Faut-il rappeler que pour les nobles valeurs et l'excellente réputation d'Ihsane Jarfi, son drame a énormément ému ses compatriotes, aussi bien belges que marocains, Pourquoi donc les militants maghrébins pour les droits homosexuels continuent-ils d'ignorer le drame de ce jeune, un des leurs qui plus est, au lieu d'en faire une icône de leur combat pour leurs droits?
Assurément, ils auront de la sorte de bien meilleures chances pour réussir à abolir l'homophobie en terre d'islam au lieu de continuer avec leur actuelle stratégie qui sert moins leur cause que les intérêts d'un Occident réveillé à ses démons islamophobes. Qu'ils appellent donc à ce que dorénavant la célébration de la journée du 17 mai au Maghreb soit aussi celle de la mémoire d'Ihsane Jarfi victime à la fois d'homophobie et d'islamophobie, ce que je nomme l'islamohomophobie !
Jour 25
Lundi 18 mai 2020
La jurisprudence musulmane d'aujourd'hui considère le dire du prophète et sa tradition une référence essentielle l'emportant même sur la référence première théorique qu'est le Coran, comme cela a été démontré par Georges Tarabichi avec son maître ouvrage "De l'islam du Coran à l'islam du hadith. Naissance incessante". Ce qui confirme notre propos que l'islam est politique par nature.
D'ailleurs, la naissance du hadith et sa formidable croissance étaient purement politiques, ce qui a occasionné l'impasse éthique produite par la prolifération des hadiths inauthentiques, participant à la maladie d'islam dont on souffre à ce jour. Aussi avons-nous dit qu'il est impératif de sortir de cet état, que méconnaît la majorité musulmane mais qu'entretient une minorité, en envisageant un nouveau temps en islam après celui du hadith et qui serait l'islam post hadith. Cela permettrait peut-être à l'islam de retrouver la santé dans le cadre de l'islam de nos jours, l'islam postmoderne, marquant les retrouvailles avec l'éthique de la foi première d'islam, une éthique politique ou poléthique i-slamique.

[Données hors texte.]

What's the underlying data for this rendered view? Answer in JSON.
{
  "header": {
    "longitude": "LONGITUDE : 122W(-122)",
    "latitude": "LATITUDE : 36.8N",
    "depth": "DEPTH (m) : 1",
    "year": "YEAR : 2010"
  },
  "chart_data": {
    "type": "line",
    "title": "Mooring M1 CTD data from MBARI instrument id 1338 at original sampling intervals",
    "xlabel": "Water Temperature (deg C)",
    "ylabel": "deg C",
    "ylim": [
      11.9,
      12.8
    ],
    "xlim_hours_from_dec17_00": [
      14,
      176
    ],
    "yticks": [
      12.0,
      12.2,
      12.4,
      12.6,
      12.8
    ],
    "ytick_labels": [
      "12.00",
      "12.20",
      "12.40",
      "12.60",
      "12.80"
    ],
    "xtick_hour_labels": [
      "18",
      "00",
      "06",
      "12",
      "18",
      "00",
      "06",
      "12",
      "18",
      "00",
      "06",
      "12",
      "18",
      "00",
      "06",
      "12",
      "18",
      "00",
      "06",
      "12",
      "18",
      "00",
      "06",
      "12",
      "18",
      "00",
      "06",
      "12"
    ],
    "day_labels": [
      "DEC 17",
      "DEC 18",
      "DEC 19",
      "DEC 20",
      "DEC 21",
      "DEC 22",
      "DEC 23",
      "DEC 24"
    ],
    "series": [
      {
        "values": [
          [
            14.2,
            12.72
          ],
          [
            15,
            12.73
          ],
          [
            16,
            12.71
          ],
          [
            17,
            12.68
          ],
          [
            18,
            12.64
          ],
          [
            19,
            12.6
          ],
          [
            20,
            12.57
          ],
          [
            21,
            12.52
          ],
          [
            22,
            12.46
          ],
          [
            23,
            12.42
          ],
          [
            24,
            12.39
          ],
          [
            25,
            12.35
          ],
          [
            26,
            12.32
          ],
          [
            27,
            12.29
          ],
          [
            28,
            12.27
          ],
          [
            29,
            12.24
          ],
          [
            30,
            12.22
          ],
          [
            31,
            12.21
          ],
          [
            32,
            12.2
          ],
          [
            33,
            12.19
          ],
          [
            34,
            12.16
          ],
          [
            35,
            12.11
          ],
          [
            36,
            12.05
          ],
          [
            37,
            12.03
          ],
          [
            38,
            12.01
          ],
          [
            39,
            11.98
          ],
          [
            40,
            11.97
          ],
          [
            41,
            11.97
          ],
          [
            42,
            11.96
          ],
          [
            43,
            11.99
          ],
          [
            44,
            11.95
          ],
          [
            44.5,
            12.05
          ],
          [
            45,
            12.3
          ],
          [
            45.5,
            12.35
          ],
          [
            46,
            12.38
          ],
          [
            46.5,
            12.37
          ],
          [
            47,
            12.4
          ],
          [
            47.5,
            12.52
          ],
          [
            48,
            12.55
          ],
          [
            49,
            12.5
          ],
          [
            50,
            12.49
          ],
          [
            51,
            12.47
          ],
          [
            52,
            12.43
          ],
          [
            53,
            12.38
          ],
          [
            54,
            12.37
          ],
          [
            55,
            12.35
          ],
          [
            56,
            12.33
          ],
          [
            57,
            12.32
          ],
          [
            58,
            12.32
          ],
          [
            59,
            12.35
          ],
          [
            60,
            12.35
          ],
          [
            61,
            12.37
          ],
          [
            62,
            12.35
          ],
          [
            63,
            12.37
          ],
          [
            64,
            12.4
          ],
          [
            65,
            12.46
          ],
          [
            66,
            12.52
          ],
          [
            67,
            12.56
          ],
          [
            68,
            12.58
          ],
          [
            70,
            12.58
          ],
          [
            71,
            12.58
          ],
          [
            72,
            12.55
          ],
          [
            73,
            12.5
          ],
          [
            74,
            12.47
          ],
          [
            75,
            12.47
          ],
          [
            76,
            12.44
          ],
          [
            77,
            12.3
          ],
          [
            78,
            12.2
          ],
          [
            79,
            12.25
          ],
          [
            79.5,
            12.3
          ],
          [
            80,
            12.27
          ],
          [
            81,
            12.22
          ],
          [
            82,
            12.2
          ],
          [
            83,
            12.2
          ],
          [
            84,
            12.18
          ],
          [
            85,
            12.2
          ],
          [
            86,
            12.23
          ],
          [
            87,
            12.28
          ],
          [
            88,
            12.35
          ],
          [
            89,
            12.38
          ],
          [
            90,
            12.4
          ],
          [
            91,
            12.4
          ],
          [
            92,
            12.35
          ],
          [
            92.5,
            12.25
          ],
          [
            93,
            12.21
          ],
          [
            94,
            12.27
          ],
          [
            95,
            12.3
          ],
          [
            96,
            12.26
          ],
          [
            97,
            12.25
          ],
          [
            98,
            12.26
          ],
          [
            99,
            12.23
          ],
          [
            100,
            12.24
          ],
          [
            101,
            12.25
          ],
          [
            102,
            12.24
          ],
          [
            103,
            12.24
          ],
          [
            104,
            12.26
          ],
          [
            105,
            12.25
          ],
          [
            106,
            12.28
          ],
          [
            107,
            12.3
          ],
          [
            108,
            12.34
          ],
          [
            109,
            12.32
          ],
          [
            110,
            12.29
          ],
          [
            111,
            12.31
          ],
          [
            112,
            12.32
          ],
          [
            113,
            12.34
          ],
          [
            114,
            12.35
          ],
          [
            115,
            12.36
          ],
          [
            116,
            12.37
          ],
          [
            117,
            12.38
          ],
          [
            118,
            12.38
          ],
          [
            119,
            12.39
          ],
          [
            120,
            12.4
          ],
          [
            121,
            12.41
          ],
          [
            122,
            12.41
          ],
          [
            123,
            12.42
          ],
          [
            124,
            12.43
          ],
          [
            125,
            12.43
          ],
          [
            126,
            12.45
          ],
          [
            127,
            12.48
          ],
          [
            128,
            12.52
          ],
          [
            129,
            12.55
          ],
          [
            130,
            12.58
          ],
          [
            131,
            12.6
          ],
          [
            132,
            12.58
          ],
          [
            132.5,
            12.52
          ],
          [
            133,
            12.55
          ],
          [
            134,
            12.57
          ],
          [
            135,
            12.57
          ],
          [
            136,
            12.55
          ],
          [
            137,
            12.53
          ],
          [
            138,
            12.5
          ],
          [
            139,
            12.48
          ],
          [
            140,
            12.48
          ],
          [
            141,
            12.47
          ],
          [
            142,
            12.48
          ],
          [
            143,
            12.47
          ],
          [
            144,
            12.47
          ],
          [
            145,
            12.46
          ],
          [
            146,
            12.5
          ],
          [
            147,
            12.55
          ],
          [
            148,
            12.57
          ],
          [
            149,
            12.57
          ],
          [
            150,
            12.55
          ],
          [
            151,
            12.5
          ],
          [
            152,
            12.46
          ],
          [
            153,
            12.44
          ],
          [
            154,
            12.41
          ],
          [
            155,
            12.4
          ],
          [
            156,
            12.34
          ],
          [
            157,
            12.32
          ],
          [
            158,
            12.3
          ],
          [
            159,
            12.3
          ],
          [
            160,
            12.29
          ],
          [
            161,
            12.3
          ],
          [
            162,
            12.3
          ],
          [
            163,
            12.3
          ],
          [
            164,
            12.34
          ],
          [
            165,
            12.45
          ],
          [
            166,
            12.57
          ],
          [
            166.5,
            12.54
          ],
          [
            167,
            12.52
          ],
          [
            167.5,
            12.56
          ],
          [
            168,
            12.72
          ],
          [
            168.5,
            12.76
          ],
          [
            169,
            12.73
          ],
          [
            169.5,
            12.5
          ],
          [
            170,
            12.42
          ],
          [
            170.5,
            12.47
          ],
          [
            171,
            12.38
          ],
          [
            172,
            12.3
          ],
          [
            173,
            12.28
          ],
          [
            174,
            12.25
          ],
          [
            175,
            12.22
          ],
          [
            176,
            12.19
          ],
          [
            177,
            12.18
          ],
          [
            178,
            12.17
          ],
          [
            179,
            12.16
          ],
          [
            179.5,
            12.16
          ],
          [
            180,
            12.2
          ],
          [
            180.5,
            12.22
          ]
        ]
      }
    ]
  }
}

Nous en parlerons dans les chroniques de ces derniers jours de ramadan en rappelant, d'abord, la naissance politique du hadith dont on commença à faire circuler les récits de manière soutenue après l'éclatement de la communauté musulmane en courants politiques rivaux à la suite de la grande discorde née au début de la seconde moitié du règne du troisième calife Othman Ibn Affèn.
Malgré les apparences, une approche liminaire des événements, la division de l'islam en fractions ennemies n'a pas eu pour cause la religion, une mésentente sur des questions théologiques. Contrairement à ce qui sere le cas plus tard avec, par exemple, la question de la création du Coran, ces premières divisions le furent, pour l'essentiel, à propos du pouvoir. De fait, la théologie n'était pas encore une discipline à part ou science à ce moment-là, et n'était surtout pas disjointe de la politique, et partant de la rivalité qui allait secouer l'islam sans cesser de le faire récurremment.
Il est à noter aussi que le hadith n'avait aucune sorte de légitimité avant la grande discorde, au point d'avoir été interdit de le consigner par écrit; en début d'islam, il n'était qu'oral, pratiquement limité au Hijaz. À la faveur des débuts de la guerre civile, mais sans violer l'interdiction de sa consignation par écrit, d'aucuns commencèrent d'en user pour justifier une militance, valider ou invalider une légitimité, en usant contre leurs ennemis. Aussi, les Omeyyades, particulièrement après avoir réussi à avoir gain de cause, ont cherché à légitimer leur pouvoir; ce qui les amena à le consolider en instrumentalisant la religion une fois installés à la tête de l'État d'islam. Ainsi ordonnèrent-ils de rompre avec la tradition du hadith oral et de le consigner dorénavant.
Le hadith est donc passé du statut informel de l'oralité à la formalité du caractère officiel et écrit; et alors qu'il était surtout limité au Hijaz, à peine utilisé par les adversaires des Omeyyades pour contester leurs prétentions au pouvoir, il va avoir un nouveau sort, devenant icontournable en islam, prenant même le pas sur le Coran pour des considérations de pure politique politicienne, par un réalisme sans once d'éthique.
Pour paraphraser Georges Tarabichi, nous dirons que le hadith, au départ interdit de consignation était la premère catapulte aux mains des ennemis des Omyyades pour invalider leur légitimité; objet de l'ordonnance officielle omeyyade de consignation, il est devenu, entre les mains du pouvoir, cette même arme contre ses adversaires. Le témoignage du jurisconsulte Ibn Chiheb Al-Zohri est à ce titre éloquent : "Nous n'aimions pas consigner ce savoir jusqu'à ce que ces émirs nous y contraignirent".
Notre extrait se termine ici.